When the original members graduated, they moved on to various career pursuits, never expecting that Straight No Chaser would be a part of their lives again.
The unlikely return of the a cappella group stemmed from a 10th anniversary reunion of the original collegiate group in 2006. To generate enthusiasm for the occasion, bass singer Randy Stine made DVDs of a 1998 Straight No Chaser concert and posted a performance of “The 12 Days of Christmas” to YouTube.
The clip went viral and became 2007’s most viewed video. It caught the attention of Craig Kallman, chairman and CEO of Atlantic Records, who tracked down Stine and offered the group a record deal.
The original 10 members were contacted about reforming Straight No Chaser, and eight them signed on, while two singers that were part of later editions of Straight No Chaser at Indiana University filled out the lineup.
Thinking Christmas music was the perfect introduction to the group, Kallman and Atlantic Records had the group debut with the 2008 Christmas album, “Holiday Spirits.” It was an immediate hit. Since then, the group has released four more holiday albums, six full-length albums and four EPs.
Over the years, several singers have left the group, each replaced by members of later lineups from the college ensemble. Today’s Straight No Chaser lineup has nine members — Chase, Seggie Isho, Steve Morgan, Tyler Trepp, Jerome Collins, Michael Luginbill, Jasper Smith, Freedom Young and Luke Bob Robinson.

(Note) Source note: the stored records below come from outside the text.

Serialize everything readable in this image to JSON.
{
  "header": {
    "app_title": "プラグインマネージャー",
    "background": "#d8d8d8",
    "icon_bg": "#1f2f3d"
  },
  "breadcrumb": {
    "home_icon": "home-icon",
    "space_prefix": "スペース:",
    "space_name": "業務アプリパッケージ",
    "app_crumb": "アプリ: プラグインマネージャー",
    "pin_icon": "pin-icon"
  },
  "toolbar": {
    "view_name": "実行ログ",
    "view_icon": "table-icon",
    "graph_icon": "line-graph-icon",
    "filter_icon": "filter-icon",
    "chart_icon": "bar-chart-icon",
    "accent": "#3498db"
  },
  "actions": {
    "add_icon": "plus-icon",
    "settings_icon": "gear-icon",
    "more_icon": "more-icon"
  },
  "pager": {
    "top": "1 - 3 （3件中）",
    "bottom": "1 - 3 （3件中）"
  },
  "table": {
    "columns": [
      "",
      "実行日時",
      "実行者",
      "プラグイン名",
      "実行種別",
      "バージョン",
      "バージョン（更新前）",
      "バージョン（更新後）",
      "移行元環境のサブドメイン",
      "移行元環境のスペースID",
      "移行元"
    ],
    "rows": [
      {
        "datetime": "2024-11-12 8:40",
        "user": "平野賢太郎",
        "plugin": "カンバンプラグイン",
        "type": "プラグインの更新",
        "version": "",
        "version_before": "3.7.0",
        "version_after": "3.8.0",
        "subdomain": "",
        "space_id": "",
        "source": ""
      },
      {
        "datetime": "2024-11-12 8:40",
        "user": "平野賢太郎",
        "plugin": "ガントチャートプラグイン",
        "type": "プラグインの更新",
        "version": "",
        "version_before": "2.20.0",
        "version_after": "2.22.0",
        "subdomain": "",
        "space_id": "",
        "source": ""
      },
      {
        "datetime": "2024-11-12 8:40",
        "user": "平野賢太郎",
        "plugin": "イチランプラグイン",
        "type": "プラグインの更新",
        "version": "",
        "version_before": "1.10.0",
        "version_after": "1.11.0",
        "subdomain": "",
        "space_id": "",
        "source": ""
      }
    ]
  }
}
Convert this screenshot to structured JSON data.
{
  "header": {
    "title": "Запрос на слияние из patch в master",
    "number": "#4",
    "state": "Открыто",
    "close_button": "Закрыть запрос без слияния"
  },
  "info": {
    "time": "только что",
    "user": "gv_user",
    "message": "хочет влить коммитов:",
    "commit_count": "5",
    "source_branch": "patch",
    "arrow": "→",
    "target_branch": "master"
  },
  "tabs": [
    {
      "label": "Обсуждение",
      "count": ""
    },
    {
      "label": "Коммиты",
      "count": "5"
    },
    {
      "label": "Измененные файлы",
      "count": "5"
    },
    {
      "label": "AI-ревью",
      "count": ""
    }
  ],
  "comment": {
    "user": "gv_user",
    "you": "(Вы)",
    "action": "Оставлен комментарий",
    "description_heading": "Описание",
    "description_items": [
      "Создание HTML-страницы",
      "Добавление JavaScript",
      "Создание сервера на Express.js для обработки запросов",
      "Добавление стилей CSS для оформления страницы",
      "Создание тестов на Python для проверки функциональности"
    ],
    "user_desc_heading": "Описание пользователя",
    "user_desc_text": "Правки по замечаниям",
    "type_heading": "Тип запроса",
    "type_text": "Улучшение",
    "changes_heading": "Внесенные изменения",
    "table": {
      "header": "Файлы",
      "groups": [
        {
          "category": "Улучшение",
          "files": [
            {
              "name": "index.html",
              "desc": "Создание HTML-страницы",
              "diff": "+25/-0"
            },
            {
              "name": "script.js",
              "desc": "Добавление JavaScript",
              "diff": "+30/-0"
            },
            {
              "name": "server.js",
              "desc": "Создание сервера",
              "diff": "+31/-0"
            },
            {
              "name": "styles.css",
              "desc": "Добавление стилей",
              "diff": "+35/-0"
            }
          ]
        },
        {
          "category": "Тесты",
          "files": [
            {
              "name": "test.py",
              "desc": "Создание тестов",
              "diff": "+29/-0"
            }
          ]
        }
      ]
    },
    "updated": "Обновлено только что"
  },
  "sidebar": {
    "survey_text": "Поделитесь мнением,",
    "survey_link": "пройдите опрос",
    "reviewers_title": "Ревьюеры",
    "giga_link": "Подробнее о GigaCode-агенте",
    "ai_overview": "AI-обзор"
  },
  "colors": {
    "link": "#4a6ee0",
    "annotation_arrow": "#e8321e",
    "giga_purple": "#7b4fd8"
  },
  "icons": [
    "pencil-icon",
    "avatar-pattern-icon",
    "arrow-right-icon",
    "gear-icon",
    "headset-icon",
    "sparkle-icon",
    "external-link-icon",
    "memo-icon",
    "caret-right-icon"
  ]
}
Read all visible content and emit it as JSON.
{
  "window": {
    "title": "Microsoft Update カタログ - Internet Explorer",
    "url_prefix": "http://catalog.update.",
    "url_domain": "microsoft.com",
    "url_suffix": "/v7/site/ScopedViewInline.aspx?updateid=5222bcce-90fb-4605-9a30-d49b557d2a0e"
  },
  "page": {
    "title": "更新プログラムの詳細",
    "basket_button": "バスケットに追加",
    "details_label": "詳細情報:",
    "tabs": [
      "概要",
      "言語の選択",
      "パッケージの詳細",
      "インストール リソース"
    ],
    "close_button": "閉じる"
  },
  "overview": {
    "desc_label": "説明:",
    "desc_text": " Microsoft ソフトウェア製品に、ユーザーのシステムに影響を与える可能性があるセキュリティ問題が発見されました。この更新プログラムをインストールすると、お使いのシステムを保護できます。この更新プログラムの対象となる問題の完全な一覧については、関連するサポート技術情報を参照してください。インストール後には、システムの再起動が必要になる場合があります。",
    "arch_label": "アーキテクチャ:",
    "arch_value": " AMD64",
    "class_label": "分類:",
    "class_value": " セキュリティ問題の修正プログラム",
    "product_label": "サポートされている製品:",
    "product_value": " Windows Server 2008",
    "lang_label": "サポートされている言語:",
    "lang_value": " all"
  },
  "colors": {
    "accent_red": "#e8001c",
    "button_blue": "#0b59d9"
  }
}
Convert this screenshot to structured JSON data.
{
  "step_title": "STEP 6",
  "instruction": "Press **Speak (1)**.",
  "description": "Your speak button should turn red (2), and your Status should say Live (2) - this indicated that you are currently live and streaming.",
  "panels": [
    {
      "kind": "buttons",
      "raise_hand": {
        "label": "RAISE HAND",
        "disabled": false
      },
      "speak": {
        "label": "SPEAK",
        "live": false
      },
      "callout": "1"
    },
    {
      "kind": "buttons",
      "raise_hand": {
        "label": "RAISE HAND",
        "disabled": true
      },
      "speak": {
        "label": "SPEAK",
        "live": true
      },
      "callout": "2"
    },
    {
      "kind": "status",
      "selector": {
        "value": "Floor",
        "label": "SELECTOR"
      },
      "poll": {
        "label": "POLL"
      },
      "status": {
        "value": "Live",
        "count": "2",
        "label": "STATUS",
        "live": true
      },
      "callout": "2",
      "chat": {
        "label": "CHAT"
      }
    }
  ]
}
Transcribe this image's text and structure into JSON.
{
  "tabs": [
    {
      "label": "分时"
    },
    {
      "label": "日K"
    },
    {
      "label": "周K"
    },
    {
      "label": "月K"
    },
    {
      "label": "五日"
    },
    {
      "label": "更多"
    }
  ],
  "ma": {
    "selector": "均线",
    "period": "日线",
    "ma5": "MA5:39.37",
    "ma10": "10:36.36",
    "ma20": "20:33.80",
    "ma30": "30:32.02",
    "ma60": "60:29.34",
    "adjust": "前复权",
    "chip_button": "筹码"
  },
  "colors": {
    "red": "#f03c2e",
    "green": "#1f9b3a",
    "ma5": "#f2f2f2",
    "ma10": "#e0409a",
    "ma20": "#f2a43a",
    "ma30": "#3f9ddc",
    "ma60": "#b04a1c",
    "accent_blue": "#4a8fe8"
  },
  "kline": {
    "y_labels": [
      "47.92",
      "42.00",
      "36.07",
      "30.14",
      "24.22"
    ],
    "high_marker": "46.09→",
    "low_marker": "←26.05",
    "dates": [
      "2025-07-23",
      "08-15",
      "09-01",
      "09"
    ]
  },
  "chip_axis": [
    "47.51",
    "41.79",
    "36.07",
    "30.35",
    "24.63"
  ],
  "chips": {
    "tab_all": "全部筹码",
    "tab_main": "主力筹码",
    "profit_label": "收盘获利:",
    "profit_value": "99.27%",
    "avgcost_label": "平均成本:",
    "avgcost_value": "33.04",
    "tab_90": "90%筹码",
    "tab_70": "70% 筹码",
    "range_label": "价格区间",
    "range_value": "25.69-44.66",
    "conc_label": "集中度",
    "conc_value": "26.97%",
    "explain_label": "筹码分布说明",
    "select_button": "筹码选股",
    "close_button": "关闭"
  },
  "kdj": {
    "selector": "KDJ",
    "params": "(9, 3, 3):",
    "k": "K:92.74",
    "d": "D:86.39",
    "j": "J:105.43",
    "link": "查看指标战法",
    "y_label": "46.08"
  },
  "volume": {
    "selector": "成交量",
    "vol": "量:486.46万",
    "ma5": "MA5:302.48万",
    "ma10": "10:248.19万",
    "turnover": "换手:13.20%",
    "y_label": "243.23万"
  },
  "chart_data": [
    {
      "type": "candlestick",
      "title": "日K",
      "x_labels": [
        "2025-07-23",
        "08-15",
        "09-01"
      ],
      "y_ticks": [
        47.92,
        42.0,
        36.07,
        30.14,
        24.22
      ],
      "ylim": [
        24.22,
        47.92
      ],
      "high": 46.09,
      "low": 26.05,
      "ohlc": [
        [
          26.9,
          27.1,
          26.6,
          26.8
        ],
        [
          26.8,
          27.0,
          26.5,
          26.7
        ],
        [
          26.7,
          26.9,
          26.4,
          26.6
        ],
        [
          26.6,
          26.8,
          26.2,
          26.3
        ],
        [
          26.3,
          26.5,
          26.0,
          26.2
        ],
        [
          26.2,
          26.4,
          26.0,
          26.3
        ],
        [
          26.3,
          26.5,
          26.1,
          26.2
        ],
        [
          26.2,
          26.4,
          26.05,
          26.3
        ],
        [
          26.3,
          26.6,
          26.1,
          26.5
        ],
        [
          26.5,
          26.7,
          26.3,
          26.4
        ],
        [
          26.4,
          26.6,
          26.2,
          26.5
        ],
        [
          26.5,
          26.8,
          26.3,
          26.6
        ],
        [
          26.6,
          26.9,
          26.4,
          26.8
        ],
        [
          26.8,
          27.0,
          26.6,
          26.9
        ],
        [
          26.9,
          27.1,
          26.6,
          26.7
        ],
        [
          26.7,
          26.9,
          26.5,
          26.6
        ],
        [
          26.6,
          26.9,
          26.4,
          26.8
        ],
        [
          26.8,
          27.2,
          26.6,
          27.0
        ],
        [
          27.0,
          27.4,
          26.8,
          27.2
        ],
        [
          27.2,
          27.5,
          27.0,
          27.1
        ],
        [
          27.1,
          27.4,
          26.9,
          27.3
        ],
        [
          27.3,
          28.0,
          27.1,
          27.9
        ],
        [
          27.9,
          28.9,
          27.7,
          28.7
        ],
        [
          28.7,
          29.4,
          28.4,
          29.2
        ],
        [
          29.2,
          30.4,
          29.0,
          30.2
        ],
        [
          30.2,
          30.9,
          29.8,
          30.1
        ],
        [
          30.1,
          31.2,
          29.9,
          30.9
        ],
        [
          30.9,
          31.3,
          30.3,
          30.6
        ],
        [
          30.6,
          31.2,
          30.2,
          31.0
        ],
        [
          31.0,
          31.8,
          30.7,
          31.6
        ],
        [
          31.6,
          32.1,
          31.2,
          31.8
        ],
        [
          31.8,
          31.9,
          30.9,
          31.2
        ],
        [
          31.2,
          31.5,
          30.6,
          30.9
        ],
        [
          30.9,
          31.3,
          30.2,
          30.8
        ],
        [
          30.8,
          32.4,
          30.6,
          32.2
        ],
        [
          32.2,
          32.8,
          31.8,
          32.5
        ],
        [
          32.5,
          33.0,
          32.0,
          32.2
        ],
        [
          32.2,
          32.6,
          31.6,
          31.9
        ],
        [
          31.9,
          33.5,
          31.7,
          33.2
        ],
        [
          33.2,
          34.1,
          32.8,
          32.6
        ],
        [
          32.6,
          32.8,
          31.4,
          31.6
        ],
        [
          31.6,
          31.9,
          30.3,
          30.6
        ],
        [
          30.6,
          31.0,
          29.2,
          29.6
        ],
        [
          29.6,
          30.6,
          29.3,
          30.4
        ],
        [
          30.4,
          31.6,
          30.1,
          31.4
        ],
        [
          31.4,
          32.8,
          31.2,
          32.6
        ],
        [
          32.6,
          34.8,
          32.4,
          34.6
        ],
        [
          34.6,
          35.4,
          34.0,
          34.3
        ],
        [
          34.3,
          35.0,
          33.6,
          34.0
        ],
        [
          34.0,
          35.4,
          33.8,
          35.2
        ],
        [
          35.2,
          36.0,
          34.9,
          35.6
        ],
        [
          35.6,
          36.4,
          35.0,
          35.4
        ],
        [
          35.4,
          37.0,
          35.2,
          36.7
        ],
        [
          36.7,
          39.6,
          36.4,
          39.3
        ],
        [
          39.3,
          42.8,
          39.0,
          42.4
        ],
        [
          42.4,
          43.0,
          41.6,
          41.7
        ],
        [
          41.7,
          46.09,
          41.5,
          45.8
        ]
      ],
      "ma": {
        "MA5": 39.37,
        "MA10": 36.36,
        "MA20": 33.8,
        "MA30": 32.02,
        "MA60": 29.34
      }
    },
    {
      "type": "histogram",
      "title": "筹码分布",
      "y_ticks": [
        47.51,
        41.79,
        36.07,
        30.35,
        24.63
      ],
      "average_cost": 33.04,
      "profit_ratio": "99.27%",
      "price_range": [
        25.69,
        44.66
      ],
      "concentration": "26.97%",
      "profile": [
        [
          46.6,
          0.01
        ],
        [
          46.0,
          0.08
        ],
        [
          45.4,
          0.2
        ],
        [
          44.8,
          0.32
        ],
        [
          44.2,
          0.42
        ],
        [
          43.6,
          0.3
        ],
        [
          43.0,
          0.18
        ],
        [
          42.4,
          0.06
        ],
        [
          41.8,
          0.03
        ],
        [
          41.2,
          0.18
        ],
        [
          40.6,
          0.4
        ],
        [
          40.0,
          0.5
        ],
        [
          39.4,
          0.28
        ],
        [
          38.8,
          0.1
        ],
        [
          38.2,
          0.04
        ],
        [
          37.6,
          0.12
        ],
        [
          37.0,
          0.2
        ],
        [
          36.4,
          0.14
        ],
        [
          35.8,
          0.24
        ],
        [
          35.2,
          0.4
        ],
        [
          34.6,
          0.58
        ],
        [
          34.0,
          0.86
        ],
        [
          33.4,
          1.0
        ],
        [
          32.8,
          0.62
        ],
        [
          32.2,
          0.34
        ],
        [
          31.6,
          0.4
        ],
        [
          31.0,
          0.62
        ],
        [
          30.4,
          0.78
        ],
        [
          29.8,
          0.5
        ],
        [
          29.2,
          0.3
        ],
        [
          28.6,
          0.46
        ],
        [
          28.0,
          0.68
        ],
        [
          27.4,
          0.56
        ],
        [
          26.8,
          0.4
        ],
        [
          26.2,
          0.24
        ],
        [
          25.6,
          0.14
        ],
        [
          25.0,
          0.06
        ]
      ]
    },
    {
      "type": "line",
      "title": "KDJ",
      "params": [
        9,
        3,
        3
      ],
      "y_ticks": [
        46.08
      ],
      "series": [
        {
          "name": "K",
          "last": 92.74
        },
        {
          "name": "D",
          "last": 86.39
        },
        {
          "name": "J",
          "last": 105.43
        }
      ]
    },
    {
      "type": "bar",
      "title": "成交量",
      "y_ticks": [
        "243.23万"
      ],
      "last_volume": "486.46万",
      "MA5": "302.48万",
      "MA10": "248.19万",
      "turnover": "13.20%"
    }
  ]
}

The latest change happened before this year’s touring when bass singer Robinson replaced Stine, who left to devote more time to his family.
Chase said it’s been tough to lose one of the original group members in Stine, but he likes what Robinson brings to Straight No Chaser.
“He has just been an incredible addition with his stage presence and his professionalism and his ambition,” Chase said. “So I could not be more excited for everyone to meet Luke Bob Robinson when we come to their town.”
While Straight No Chaser’s focus for now is on the holiday tour, the group hopes to do a follow-up album to its 2023 release, “Yacht on the Rocks,” which included the group’s versions of soft rock hits from the late 1970s and early 1980s that fit the yacht rock vibe of relaxing on the water or the beach. If that sequel album happens, the group would likely do another yacht-rock-themed tour.
There’s also a distinct possibility that its “Summer: The ‘90s” tour will become an annual event. The group and its management want to brand the summer tours to differentiate them from the holiday outings. This helps reassure fans that they’ll see entirely different concerts if they go to both shows in the same year.
Besides, doing the ‘90s tour, the “90s Proof” album was a natural fit for the group.
“The founding members lived the ‘90s. That was our college years and when the group started out,” Chase said. “The reason why we wanted to instead of just singing in our choir — we were in a120-person show choir called the Singing Hoosiers that 10 of us broke off (from to form Straight No Chaser) — was we wanted to sing Boyz II Men. We wanted to sing the songs that we were listening to. That was sort of the genesis of the group.”